Free software foundation asks google to …

With Google finally winning approval to acquire video technology company On2 from the company’s shareholders last week, the Free Software Foundation (FSF) on Friday published an open letter to Google asking it to free the Web from Flash and H.264 video.The FSF supports software that is free of licensing restrictions and is open source. Because both Flash and H.264 are proprietary technologies, the FSF wants to see an alternative video encoding technology become the Web standard. Google now controls just such a technology, On2′s VP8 codec.

“With your purchase of On2, you now own both the world’s largest video site (YouTube) and all the patents behind a new high performance video codec VP8,” the FSF says in its letter to Google. “Just think what you can achieve by releasing the VP8 codec under an irrevocable royalty-free license and pushing it out to users on YouTube?

You can end the Web’s dependence on patent-encumbered video formats and proprietary software (Flash).
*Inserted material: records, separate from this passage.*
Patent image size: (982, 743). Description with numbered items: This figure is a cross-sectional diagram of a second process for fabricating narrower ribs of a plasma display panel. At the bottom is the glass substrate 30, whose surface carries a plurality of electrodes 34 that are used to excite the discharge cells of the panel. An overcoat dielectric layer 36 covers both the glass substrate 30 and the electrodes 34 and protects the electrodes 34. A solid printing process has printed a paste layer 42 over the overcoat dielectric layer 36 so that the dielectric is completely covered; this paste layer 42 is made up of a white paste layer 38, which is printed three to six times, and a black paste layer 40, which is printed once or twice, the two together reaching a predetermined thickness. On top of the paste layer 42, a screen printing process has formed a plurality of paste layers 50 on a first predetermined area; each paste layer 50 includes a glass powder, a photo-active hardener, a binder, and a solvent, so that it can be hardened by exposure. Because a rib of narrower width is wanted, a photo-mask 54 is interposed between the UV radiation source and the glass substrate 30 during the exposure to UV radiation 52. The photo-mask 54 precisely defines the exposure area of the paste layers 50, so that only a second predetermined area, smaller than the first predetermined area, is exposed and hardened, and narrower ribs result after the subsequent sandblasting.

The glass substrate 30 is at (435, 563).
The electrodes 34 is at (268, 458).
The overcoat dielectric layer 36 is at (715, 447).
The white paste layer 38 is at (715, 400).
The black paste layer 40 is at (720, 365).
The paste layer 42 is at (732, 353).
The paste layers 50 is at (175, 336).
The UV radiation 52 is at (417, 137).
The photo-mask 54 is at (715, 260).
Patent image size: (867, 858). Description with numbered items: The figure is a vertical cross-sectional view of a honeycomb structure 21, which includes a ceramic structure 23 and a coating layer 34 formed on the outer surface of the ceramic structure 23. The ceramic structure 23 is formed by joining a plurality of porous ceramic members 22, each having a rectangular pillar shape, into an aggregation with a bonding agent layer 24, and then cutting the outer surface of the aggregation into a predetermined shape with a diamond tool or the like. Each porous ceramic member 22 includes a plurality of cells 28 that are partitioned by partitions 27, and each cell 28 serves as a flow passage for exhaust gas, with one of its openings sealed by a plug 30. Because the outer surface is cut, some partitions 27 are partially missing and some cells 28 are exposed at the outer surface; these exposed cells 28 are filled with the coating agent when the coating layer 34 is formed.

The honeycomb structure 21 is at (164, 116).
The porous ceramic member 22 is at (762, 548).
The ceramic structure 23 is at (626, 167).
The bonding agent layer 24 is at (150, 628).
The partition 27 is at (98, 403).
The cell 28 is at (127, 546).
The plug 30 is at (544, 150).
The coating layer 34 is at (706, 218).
“Google has taken a step in that direction by adding HTML5 video as an alternative to Flash video on YouTube.

But Google’s HTML5 implementation relies on the H.264 video codec, so it’s not really any better from an open source perspective. It’s this reason that Mozilla’s implementation of HTML5 in Firefox 3.6 can’t play YouTube video.

Though Mozilla’s position on proprietary video would seem to preclude supporting Flash too, the company gets around this by relying on a plug-in to render Flash video in Firefox.The FSF wants Google to stream video using VP8 on YouTube and to offer users with obsolete browsers a plug-in or a new browser that supports video using that format. It also notes that Apple has opposed Flash for the wrong reasons and asks Google to do the right thing.